The tribunal reached a unanimous guilty verdict after four hours of deliberation.

Kuala Lumpur: Former US president George W Bush and British ex-premier Tony Blair have been found guilty
for "crimes against peace" during the Iraq war at a three-day
mock tribunal in Malaysia.

Bush and Blair were tried in absentia by a Kuala Lumpur
War Crimes Tribunal (KLWCC), an imitative of former premier
Mahathir Mohammad that began on Saturday.

The hearing was conducted by seven senior judges headed
by retired Malaysian Federal Court judge Abdul Kadir Sulaiman.

The tribunal reached a unanimous guilty verdict after
four hours of deliberation.

Announcing the verdict, Abdul Kadir said Bush and Blair
had acted with deceit, selectively manipulated international
law and committed an unlawful act of aggression and an
international crime by invading Iraq in 2003.

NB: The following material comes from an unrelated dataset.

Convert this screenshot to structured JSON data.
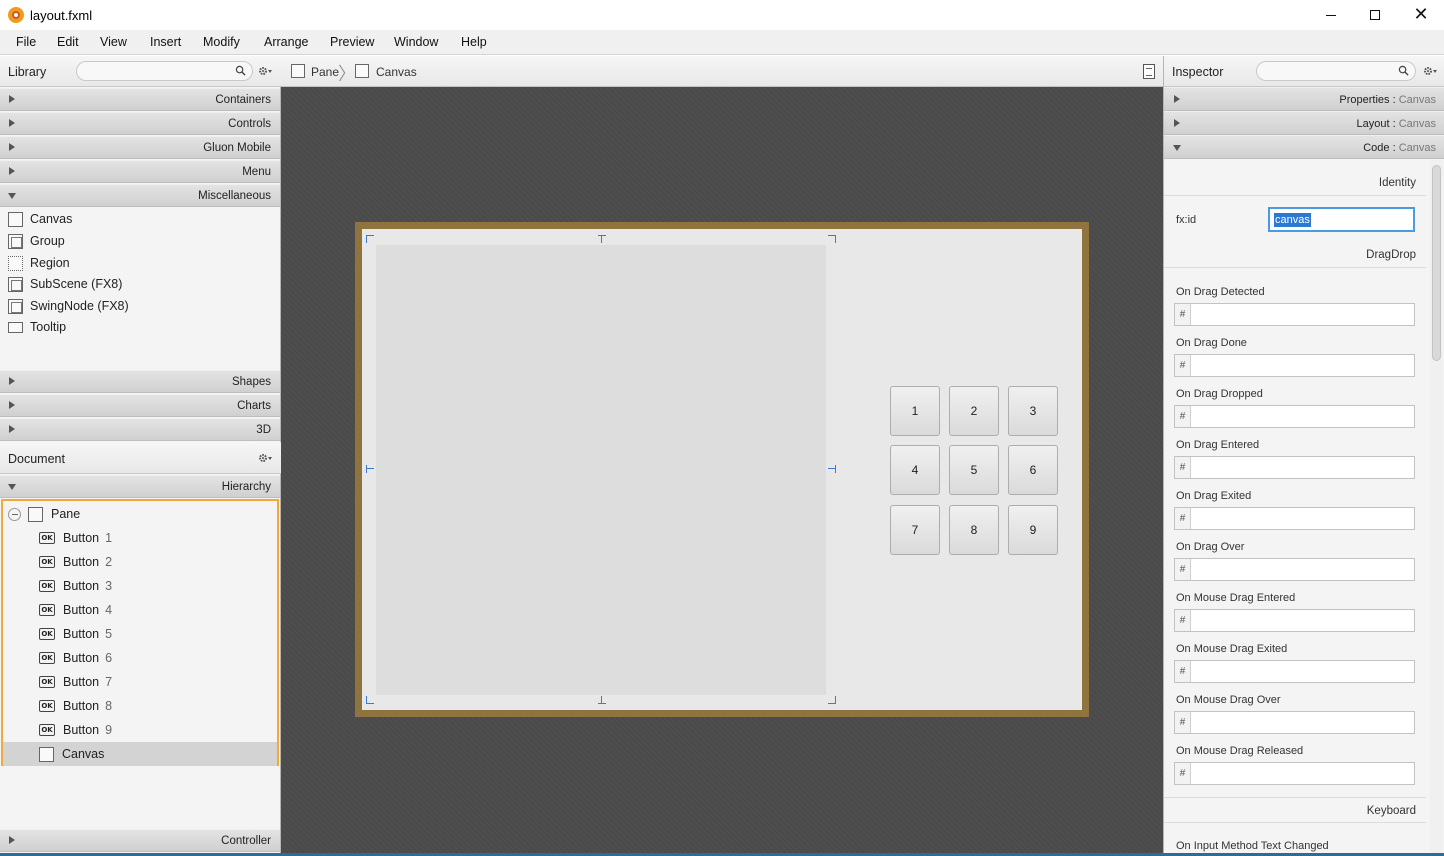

The tribunal found that both the accused had contemplated
to invade Iraq as far back as September 2001 and had defied
the United Nations Resolution 1441, which clearly did not
authorise the use of military action to compel Iraq`s
compliance.

Bush and seven top US officials who served under him
faced a separate charge of crimes of torture and war crimes at
the tribunal of conscience, modelled on the one convened by
philosopher Bertrand Russell in 1966 to try the perpetrators
of the Vietnam War.

Kadir said the Bush and Blair had admitted since the Iraq
war that they knew or believed the intelligence reports on
Iraq`s weapons of mass destruction to be unreliable and yet
both proceeded to wage war against Iraq based on this false
and contrite basis.

Memoirs by both, which were tendered as evidence, were
also found to implicate Bush and Blair, both having admitted
their own intention to invade Iraq, regardless of
international law.

The tribunal suggested that the KLWCC file a report with
the International Criminal Court against both the accused
under the Nuremberg principles and include reports of genocide
and crimes against humanity committed by Bush and Blair.

It also recommended that the names of both accused be
entered into the Register of War Criminals and publicised.

Chief prosecutor Professor Gurdial S Nijar, in his
summation, reiterated key documents of several intelligence
reports that indicated there were no weapons of mass
destruction in Iraq reported by the International Atomic
Energy Agency.

Mahathir, who stepped down in 2003 after 22 years in
power, unveiled plans for the tribunal in 2007.